Phase behavior of functionalized polyolefin solutions and its inference on obtaining membrane by TIPS process

The phase behavior of binary and ternary solutions of functionalized poliolefins with hydroxyls (EVOH) and carboxylic acid (PEAA) were studied using dimethylformamide and benzyl alcohol as solvents. PEAA containing 80 mol % and EVOH containing 27 and 44 mol % of ethylene were used. The binary and ternary solutions present a typical UCST behavior associated to liquid-liquid (L-L) and solid-liquid (S-L) phase separation. The temperatures related to L-L and S-L phase separation, TL-L e TS-L, respectively, were determined visually and using DSC, respectively. While TS-L depends on the EVOH solution composition, it is practically constant for PEAA solutions.
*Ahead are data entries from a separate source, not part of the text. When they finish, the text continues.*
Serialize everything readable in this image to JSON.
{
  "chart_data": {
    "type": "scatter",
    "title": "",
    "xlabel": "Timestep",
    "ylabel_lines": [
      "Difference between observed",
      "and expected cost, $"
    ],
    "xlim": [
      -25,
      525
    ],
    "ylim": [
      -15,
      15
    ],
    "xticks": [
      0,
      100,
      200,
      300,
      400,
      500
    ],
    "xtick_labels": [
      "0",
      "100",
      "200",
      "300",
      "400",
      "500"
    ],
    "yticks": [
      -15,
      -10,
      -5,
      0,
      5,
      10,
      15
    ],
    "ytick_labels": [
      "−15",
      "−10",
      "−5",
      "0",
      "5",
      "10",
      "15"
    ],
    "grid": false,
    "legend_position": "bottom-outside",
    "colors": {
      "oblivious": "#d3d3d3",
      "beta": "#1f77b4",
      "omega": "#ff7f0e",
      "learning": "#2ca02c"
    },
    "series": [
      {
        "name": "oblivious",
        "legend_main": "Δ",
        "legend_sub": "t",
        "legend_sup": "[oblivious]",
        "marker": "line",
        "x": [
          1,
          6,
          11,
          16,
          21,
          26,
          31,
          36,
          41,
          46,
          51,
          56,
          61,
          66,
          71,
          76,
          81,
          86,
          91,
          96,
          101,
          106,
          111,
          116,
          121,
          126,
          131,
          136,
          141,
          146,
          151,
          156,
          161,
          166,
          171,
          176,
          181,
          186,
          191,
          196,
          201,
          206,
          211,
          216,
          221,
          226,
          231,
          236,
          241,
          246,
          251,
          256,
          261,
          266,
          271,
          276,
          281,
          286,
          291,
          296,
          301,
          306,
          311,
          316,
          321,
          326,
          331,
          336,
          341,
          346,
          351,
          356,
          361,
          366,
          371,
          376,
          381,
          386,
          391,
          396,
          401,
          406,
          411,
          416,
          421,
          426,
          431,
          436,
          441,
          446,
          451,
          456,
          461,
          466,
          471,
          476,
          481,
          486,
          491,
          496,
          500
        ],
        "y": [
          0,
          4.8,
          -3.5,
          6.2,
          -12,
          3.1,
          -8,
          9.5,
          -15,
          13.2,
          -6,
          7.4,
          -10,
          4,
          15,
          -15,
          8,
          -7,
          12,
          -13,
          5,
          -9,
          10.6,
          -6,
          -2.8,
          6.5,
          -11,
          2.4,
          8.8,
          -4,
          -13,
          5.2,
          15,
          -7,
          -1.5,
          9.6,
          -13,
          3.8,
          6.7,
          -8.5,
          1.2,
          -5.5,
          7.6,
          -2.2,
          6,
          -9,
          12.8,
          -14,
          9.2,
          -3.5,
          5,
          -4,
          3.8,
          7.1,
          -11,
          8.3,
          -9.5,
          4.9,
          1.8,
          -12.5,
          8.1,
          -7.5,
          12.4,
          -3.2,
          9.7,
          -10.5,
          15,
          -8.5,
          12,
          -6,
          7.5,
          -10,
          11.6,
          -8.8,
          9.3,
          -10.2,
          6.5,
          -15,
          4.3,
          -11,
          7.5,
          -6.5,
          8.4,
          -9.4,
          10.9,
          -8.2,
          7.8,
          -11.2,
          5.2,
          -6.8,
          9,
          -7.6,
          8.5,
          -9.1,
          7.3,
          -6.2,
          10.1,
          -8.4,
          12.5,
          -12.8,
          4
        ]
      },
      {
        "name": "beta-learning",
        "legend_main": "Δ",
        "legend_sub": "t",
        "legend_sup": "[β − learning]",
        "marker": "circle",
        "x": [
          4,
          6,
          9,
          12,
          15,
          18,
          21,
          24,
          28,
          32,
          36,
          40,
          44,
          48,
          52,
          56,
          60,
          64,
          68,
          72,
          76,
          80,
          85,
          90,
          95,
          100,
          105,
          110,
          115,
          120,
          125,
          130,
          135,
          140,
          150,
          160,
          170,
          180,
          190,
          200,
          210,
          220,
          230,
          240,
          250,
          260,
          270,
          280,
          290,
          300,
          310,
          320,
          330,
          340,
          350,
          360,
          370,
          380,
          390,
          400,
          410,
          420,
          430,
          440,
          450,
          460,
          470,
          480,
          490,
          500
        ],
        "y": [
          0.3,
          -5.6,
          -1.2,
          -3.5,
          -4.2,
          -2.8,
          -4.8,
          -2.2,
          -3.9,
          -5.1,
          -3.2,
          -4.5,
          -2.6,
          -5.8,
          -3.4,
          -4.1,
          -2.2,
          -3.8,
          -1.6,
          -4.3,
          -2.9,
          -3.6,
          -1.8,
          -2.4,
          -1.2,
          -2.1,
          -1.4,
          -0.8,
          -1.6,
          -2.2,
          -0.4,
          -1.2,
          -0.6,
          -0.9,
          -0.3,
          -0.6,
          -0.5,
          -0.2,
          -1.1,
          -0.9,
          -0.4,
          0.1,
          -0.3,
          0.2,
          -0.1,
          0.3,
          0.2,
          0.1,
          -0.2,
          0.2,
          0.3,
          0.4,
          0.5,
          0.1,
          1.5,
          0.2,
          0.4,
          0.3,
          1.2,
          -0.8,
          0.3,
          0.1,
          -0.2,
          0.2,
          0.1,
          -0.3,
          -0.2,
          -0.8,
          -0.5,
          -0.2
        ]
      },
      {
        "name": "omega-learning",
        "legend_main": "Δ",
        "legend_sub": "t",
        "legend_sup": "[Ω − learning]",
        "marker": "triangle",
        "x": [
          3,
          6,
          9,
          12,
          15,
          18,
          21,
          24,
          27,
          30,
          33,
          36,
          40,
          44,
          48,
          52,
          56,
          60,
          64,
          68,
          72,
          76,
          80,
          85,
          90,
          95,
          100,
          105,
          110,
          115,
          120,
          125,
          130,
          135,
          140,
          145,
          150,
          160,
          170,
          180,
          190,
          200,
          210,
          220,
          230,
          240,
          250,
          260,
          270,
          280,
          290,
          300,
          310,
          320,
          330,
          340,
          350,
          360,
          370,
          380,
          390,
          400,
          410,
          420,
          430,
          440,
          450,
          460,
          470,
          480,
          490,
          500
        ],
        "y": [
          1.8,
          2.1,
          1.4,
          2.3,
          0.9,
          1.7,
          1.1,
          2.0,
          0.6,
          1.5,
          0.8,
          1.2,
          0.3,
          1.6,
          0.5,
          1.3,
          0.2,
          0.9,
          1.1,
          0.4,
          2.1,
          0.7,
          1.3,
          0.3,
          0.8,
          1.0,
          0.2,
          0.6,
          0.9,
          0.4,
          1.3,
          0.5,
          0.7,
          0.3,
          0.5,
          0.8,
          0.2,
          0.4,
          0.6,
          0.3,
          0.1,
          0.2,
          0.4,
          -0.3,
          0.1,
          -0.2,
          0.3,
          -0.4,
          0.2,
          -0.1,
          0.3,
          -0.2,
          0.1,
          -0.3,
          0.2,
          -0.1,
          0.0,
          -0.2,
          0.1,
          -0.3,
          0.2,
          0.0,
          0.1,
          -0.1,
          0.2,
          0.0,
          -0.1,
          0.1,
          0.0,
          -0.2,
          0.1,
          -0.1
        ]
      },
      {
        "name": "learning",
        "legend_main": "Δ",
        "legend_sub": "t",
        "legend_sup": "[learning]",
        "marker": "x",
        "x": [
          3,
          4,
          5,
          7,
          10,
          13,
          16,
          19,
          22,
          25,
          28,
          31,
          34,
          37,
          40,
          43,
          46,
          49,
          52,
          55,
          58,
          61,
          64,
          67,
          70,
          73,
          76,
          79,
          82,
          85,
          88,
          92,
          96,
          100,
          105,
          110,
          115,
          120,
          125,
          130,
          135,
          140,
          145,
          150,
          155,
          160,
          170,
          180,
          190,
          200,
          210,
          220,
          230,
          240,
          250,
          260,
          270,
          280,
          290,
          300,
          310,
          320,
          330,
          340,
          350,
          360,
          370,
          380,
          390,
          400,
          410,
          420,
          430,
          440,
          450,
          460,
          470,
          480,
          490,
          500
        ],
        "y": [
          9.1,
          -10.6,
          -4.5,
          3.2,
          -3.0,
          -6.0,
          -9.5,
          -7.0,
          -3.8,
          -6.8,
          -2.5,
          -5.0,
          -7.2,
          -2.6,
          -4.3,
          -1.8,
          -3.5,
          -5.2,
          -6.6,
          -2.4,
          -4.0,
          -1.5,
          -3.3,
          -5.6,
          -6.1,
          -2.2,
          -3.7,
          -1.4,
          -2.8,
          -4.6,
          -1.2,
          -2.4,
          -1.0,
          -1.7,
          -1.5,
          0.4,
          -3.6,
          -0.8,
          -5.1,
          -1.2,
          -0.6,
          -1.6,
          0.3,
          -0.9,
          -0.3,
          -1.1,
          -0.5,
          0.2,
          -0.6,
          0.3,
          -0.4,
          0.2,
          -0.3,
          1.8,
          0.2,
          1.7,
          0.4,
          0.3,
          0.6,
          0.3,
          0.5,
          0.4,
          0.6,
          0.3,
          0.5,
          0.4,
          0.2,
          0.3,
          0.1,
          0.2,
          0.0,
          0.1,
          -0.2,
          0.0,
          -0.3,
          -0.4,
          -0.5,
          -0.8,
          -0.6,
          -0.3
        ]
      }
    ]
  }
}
These results were explained using a model in which the crystallization of PEAA from the solution occurs in absence of solvent, once it involves the polyethylene segments. On the contrary, the crystallization of EVOH from the solution, that involves the hydroxylated segments, occurs in presence of the solvent. This condition leads to the decrease of the chemical potential of EVOH in the solution. The models could be proved by fluorescence experiments using pyrene and uranyl acetate as hydrophobic and hydrophilic probes, respectively. Moreover, the fluorescence experiments allow accessing other transitions not detectable by DSC for ternary solutions. The homogeneous ternary solutions present more than one L-L phase separation by cooling. The ternary diagram was determined by the first L-L phase separation using the composition data accessed by high resolution thermogravimetry. The ternary solutions of all possible combination of polymers and solvents show a restricted miscibility window in the regions near the vertices. The composition of the phases in equilibrium is characteristic of each ternary solution, as well as, the morphology of the materials resulting from the evaporation of the solvent after the solution being subjected to TIPS (Temperature Induced Phase Separation) process. This process applied to binary and ternary solutions resulted in dense or porous materials depending on the polymer-solvent affinity. However, the morphology resulting from ternary solutions subjected to TIPS process and solvent evaporation is unique, showing that the strategy of combining different polymers is a viable route to control the morphology of polymers (AU)